Le hizo prometer a Flora que en cuanto llegara nos enviaría un telegrama para que supiéramos que estaba bien.

Entonces llegó el momento. Flora se acercó a mí y me dijo en tono extrañamente formal:

—Sé que volveremos a vernos muy pronto. Y nos escribiremos a menudo.

Yo creía que se había vuelto más afectuosa conmigo, pero observé con sorpresa que no era así. No podía marcharse tan pronto. Necesitaba estar más tiempo con ella. Sentí pánico y me puse a temblar.

Ella me apretó las manos.

—Esta vez no será tan difícil, ¿verdad? Me voy, pero volveré.

Me rodeó con los brazos y me estrechó con fuerza mientras susurraba:

—¿Cómo te llamaba cuando era pequeña y me estaban separando de tu lado? ¿Mamá? Te llamaba «mamá», ¿no es así? Te he encontrado, mamá, y nunca te volveré a perder. Mi mamá ha vuelto del recuerdo y también ha vuelto Florita.

Le susurré que la quería. Y no pude decir nada más.

—Ya no habrá más sufrimiento —me dijo. Me besó en la mejilla y se separó un poco de mí—. Se te ha formado esa carita en el mentón. —Me tocó la barbilla con un dedo y me la frotó hasta que me hizo reír—. Te quiero, mamá.

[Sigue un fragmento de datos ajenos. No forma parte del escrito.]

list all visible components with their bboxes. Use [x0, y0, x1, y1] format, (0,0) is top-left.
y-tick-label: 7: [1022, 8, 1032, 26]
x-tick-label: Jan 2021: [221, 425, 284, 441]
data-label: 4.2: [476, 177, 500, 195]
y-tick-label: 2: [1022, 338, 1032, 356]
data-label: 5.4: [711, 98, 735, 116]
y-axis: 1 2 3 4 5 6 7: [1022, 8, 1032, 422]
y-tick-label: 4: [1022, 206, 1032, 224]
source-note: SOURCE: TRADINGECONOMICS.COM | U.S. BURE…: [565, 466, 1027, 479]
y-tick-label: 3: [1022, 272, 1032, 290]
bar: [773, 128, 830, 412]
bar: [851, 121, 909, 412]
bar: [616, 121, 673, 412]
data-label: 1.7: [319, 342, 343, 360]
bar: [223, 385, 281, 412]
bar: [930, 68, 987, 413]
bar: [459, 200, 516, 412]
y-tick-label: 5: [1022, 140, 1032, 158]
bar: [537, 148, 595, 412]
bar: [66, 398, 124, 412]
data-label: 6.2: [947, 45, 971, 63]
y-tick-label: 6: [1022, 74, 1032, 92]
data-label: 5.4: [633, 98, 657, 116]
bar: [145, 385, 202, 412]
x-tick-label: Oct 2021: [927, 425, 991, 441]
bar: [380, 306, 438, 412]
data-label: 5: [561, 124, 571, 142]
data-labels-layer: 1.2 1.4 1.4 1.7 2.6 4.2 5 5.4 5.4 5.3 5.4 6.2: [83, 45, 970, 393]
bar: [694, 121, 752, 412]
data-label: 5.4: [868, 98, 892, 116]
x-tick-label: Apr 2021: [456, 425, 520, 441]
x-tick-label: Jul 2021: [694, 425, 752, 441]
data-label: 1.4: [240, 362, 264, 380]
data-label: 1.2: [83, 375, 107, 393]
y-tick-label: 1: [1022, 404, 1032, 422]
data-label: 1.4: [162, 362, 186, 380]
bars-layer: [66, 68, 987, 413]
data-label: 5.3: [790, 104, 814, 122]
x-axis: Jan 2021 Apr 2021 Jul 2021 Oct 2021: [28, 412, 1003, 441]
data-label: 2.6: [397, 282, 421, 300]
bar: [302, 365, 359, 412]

Se fue con mi madre hacia la pasarela del barco. Se volvió tres veces para saludarnos con la mano y nosotros la saludamos también. Las vi subir y, al llegar a lo alto de la pasarela, volverse para saludar una vez más. Agitamos furiosamente las manos hasta que Flora dejó de mover la suya. Se quedó un momento quieta, mirándome, y después mi madre y ella subieron a bordo y dejamos de verlas.

Me vino a la memoria el día en que supuestamente habría tenido que partir de Shanghái con rumbo a San Francisco. Mi madre debió esperarme. Pero no lo hizo. Debió volver a buscarme. Pero no volvió. La vida americana que debió ser mía zarpó ese día sin mí, y ya no volví a saber quién era yo.

En las noches en vela, cuando no podía soportar mi vida, pensaba en ese barco y me imaginaba a bordo. ¡Estaba salvada! Era su única pasajera y estaba de pie en la popa, viendo Shanghái, que se perdía a lo lejos. Yo era una niña americana en un traje marinero, una cortesana virgen con chaqueta de seda de cuello alto, una viuda estadounidense con la cara bañada en lágrimas, una esposa china con un ojo morado… Un centenar de versiones de mí misma, a lo largo de los años, se apiñaban en la cubierta y contemplaban Shanghái desde la popa. Pero el barco no zarpaba nunca y yo tenía que desembarcar y empezar de nuevo mi vida cada mañana.

Volví a verme una vez más como aquella niña de traje marinero. Estaba en la popa del barco y me marchaba a Estados Unidos, donde crecería junto a mi madre, que me llevaba a San Francisco. Viviría en una casa preciosa y dormiría en una habitación con las paredes pintadas de amarillo soleado, con una ventana que daba a un roble enorme y otra que se abría al mar. Desde esa ventana, alcanzaría a ver una ciudad al otro lado del mar, con un muelle junto al río Huangpu, donde estaríamos de pie Calabaza Mágica, Edward, Lealtad, mi madre, Florita y yo, saludando con la mano a la niña del traje marinero que se marchaba en el barco, agitando la mano hasta perderla de vista.